Białe marmurowe ściany Tadż Mahal w Agrze żółkną mimo wysiłków indyjskich władz, by zmniejszyć skażenie powietrza wokół cennego zabytku. Raport indyjskiej komisji ds. transportu, turystyki i kultury stwierdza, że na olśniewająco białych murach mauzoleum osiadają drobne cząsteczki zanieczyszczeń, nadając im żółtawy odcień. Od lat władze usiłują przeciwdziałać destrukcji, specjalnie w tym celu w Agrze wzniesiono stację kontroli zanieczyszczeń.

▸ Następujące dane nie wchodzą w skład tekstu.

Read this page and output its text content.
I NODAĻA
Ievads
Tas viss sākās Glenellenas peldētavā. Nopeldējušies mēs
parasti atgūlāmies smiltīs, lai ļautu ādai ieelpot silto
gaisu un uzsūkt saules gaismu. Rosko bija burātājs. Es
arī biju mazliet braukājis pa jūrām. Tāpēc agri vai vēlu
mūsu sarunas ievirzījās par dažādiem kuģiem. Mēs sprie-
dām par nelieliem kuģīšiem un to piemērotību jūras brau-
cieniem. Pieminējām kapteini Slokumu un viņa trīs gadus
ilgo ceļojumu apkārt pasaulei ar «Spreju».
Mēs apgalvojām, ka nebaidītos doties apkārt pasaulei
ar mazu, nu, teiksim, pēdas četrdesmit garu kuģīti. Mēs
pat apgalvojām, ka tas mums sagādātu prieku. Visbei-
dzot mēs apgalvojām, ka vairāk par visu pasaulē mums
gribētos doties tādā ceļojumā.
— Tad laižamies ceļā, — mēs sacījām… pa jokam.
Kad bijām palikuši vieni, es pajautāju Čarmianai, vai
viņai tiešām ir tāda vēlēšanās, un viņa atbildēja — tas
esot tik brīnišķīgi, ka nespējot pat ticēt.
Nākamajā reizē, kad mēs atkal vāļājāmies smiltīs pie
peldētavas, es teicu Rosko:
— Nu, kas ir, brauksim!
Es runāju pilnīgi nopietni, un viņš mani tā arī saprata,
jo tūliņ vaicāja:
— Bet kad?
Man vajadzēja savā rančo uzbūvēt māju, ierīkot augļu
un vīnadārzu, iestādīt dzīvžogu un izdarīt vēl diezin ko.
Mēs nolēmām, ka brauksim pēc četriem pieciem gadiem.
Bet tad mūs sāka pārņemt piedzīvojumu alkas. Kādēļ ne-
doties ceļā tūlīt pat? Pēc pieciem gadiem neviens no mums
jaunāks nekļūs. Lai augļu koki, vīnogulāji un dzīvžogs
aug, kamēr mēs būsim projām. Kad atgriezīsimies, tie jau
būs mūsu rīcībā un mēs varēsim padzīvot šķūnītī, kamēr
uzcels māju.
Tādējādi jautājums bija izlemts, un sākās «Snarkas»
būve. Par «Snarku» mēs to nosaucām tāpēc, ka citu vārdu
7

Choć zanieczyszczenia powietrza dwutlenkiem siarki i tlenkiem azotu mieszczą się w granicach dopuszczalnych norm, rejestrowano jednak, zwłaszcza w porze deszczowej, wysokie stężenie "pyłu zawieszonego w powietrzu atmosferycznym". Komisja sugeruje zabiegi polegające na obłożeniu ścian mauzoleum specjalnymi kompresami z bardzo miałkiej glinki, aby w ten sposób usunąć żółtawy osad z marmurowych ścian.
Kilka lat temu z kolei indyjscy archeolodzy i konserwatorzy proponowali zastosować do oczyszczenia ścian Tadż Mahal mieszaninę gliny, wapnia, mleka i zboża, znaną pod nazwą "multani mitti" (błoto z Multan). Jej skład indyjscy konserwatorzy odtworzyli na podstawie tradycji ustnej. Cudowna kuracja, stosowana także przez kobiety do odświeżania cery, polega na nasmarowaniu marmuru multańskim błotem i pozostawieniu go na 24 godziny. Po zmyciu ciepłą wodą marmur wygląda jak nowy.
Monumentalne mauzoleum na brzegu rzeki Jamuny, 190 km od Delhi, wzniósł w połowie XVII wieku indyjski władca Szahdżahan (Król Świata) z dynastii Wielkich Mogołów. Upamiętnił w ten sposób swoją ukochaną żonę, Mumtaz Mahal (Wybranka Haremu), która po 18 latach małżeństwa (sama miała 36 lat) zmarła przy porodzie. Jak głosi legenda, po skończonej pracy król rozkazał obciąć robotnikom kciuki, aby już nigdy nie wznieśli równie wspaniałej budowli.
Z czasem Tadż Mahal zaczęto uważać za jeden z cudów świata; w 1983 roku znalazł się na liście Światowego Dziedzictwa Kultury i Przyrody UNESCO.